Hacker News new | ask | show | jobs
by ars 5547 days ago
How long ago?
1 comments

Around when Bush was re-elected, I think. Although it accelerated in the last recession, this is not something new.

I don't think it's about "the economy" at all. A lot of research has been done during periods of much bleaker economy than there is now. Maybe it was the cold war (and earlier country-level competition) keeping people sharp.

So 6 years? That's not a long time as these things go.

In my question I was going to add that if it's less than 5 years you are not waiting long enough, and 10 is more realistic. (But decided to just leave it as a question.)

The last internet bubble was 10 years ago, and only now are we are starting to talk about about an upswing again. Economic cycles are measured in decades.

Look at this graph: http://bigcharts.marketwatch.com/advchart/frames/frames.asp?...

Notice the downturn right before you gave up? Even today we are still not higher than we were in 06. When you start to see the graph look like it does in 88 to 99 then things will turn around.

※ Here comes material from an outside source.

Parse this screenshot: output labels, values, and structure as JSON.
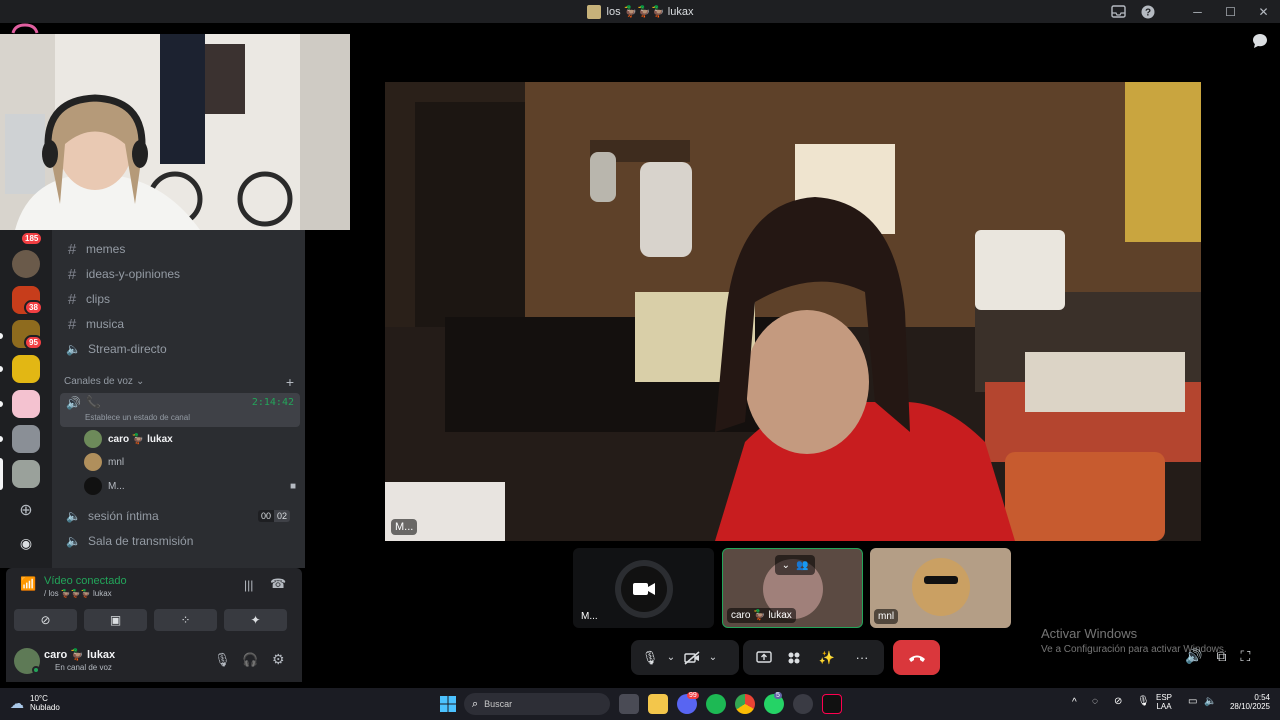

Maybe you're right, we'll see. A good climate for long-term science would be a sustained, growing economy, instead of the bipolar downswings/upswings that we're seeing the last decade.

Otherwise: There is a new upswing, all new projects, talk about going to Mars. Then a new crash, it's all cancelled again.. and so on.

I agree about a stable economy, it's hard to do long term science if available resources keep changing.

I found this graph: http://www.wolframalpha.com/input/?i=Real+Gross+Domestic+Pro... (Switch it to logscale.) The most obvious thing I notice about it is the totally flat result after 2000, then improvement (but not as fast as before), and now back where we started.

It appears to me that the dent is really small (especially in log scale). What's all the fuss really about? Seems just that politicians are making a big issue out of this and using it as a rationalization to make cuts that they already wanted to do anyway.